Greg says he was glad he could help out and yes huge balls. Been fishin with him for about ten years or better good to know peaple like that.


----------



## Fly Guy (Feb 19, 2018)

All I gotta say is WOW! I was with Greg last night, and his dad and I were so lucky to have stayed dry. Not only did G fall through twice....but when we saw the group way back behind us walking the path, he didn't hesitate to go back out there 200 yards to warn them of the situation. No time to change clothes, he went out right after we got on shore. Dude was soaked to the bone, and near hypothermic when he got back to the truck.....so we gave him dry clothes and cranked the heat.


----------



## G MAN (Feb 19, 2018)

Fly Guy said:


> All I gotta say is WOW! I was with Greg last night, and his dad and I were so lucky to have stayed dry. Not only did G fall through twice....but when we saw the group way back behind us walking the path, he didn't hesitate to go back out there 200 yards to warn them of the situation. No time to change clothes, he went out right after we got on shore. Dude was soaked to the bone, and near hypothermic when he got back to the truck.....so we gave him dry clothes and cranked the heat.

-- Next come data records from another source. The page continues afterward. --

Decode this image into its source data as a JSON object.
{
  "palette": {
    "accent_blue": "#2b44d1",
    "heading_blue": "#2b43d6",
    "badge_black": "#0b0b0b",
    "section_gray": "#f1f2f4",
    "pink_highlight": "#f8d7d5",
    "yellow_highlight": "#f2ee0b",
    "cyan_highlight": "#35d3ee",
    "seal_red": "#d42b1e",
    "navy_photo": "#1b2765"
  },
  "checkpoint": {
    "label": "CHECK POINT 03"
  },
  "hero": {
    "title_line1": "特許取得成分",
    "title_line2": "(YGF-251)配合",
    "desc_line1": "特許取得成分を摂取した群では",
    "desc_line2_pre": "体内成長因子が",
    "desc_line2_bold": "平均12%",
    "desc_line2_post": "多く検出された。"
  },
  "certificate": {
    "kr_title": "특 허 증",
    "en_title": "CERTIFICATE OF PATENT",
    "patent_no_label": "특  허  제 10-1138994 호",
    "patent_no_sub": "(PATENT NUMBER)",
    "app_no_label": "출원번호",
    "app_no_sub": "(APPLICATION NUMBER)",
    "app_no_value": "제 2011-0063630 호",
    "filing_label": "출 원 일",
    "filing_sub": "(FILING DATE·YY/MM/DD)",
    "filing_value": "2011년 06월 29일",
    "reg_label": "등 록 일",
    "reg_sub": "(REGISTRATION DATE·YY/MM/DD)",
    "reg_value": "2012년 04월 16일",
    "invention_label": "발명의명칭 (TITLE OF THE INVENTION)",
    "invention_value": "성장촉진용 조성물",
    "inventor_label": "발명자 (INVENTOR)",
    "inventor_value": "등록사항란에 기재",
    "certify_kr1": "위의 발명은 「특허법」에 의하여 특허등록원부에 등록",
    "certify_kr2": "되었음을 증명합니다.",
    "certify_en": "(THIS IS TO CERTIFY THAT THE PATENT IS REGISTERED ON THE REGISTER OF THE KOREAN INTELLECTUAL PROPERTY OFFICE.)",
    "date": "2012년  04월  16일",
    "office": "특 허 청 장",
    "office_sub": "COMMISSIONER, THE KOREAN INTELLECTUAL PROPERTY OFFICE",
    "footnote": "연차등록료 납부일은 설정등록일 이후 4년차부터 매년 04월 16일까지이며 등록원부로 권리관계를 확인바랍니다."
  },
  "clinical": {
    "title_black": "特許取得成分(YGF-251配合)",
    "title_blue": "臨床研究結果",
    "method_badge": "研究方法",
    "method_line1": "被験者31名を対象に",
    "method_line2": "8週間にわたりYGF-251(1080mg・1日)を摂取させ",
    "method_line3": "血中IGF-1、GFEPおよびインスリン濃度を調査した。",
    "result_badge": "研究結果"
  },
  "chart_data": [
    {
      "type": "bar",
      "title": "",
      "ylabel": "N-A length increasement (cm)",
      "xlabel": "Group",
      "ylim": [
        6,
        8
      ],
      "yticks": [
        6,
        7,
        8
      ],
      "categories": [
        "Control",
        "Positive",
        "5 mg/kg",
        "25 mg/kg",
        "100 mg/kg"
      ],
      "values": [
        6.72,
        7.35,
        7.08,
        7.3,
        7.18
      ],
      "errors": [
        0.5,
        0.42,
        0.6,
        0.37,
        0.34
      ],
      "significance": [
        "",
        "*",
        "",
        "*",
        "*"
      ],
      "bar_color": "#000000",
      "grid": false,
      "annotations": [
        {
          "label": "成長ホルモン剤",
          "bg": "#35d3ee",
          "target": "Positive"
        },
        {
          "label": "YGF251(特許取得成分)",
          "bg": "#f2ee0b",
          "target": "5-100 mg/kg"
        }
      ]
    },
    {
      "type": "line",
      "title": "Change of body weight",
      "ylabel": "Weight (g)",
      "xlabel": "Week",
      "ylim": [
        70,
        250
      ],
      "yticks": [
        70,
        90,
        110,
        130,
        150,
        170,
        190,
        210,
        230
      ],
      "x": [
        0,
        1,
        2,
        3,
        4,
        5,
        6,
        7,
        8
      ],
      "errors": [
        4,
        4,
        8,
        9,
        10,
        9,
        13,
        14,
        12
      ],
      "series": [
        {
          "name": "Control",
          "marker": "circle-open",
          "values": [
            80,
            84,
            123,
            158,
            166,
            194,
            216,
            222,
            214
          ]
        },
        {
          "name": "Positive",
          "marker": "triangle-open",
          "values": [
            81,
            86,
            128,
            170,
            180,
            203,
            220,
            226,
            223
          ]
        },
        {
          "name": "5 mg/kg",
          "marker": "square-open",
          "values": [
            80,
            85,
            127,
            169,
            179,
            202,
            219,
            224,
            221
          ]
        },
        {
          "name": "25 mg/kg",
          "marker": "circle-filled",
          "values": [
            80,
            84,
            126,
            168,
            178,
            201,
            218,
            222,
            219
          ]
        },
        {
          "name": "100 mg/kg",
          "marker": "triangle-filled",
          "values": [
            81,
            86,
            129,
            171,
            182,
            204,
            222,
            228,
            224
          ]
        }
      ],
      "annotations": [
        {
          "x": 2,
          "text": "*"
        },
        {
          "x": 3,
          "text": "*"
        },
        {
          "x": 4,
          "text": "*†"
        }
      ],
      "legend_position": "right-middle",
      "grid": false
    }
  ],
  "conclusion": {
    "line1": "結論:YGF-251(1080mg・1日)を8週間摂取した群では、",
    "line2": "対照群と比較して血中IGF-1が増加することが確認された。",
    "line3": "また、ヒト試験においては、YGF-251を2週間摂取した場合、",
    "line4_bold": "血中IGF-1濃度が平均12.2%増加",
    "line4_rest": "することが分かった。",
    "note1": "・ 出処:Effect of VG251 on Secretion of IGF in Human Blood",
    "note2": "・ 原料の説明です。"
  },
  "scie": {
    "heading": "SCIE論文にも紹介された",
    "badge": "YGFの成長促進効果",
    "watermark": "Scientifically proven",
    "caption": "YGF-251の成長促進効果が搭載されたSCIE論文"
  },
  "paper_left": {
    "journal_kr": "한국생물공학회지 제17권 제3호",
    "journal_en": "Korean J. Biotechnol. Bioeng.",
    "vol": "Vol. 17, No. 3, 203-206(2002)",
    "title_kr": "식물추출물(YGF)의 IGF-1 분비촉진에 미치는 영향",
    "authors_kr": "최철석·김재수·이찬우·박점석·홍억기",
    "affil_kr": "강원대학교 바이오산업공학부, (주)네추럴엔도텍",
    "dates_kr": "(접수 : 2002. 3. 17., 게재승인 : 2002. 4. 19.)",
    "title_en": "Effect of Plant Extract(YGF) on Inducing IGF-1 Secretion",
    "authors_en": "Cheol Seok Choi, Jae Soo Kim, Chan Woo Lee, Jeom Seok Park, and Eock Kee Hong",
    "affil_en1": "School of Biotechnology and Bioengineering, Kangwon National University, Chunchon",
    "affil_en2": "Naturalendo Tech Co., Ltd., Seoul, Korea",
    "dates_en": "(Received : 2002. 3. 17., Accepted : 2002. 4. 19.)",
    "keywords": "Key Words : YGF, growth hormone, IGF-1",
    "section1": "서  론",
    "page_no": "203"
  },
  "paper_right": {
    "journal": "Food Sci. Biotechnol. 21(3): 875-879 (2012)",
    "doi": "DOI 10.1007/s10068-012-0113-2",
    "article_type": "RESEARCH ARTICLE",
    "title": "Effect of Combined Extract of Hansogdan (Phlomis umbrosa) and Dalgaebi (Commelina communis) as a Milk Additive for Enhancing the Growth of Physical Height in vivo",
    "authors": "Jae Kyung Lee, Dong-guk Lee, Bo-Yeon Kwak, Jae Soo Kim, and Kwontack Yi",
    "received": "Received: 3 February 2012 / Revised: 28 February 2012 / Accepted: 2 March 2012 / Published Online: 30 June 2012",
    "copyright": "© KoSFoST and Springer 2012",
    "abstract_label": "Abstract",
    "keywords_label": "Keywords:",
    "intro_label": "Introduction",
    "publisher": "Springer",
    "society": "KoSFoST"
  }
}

I was glad it was that went thru. I had my dad and my buddy with me. I have played that game of going thru before. Spooky stuff.
I'm thinking I done for this ice fishing season. Holy reality check


----------



## Treeman (Nov 23, 2010)

Well, I would say it was nice meeting you...that was really unnerving seeing all of you paused out there. Not knowing if someone else went in...it wasn't a pleasant experience.
Good job Greg!!!


----------



## BIGEYURK25 (Apr 4, 2013)

What a crazy day that was! That was the first time I was convinced that I was going for a swim. Heart racin for the 45 mins it took to walk from the crack to shore. INSANE! P.S.... miss me?


----------



## G MAN (Feb 19, 2018)

BIGEYURK25 said:


> What a crazy day that was! That was the first time I was convinced that I was going for a swim. Heart racin for the 45 mins it took to walk from the crack to shore. INSANE! P.S.... miss me?


Is this the guy I walked back out to? There was 3 of you guys out there. 
I just couldn't walk away that night. My buddy who was with me was telling some guys last night about when I went thru the ice twice that night. It totally freaked him and my dad out to see me hanging on the ice by my elbows.
I'm ready for next season. Went and bought a float suit.


----------



## BIGEYURK25 (Apr 4, 2013)

G MAN said:


> Is this the guy I walked back out to? There was 3 of you guys out there.
> I just couldn't walk away that night. My buddy who was with me was telling some guys last night about when I went thru the ice twice that night. It totally freaked him and my dad out to see me hanging on the ice by my elbows.
> I'm ready for next season. Went and bought a float suit.


I come in that night about 5 o’clock. There was 7 of us. I was part of treeman and leadcores group


----------



## odell daniel (Nov 5, 2015)

Treeman said:


> View attachment 255658
> View attachment 255659
> Come on guys. Enough with the trash!
> I got the one pile but the other was froze deep.[/QUO0


----------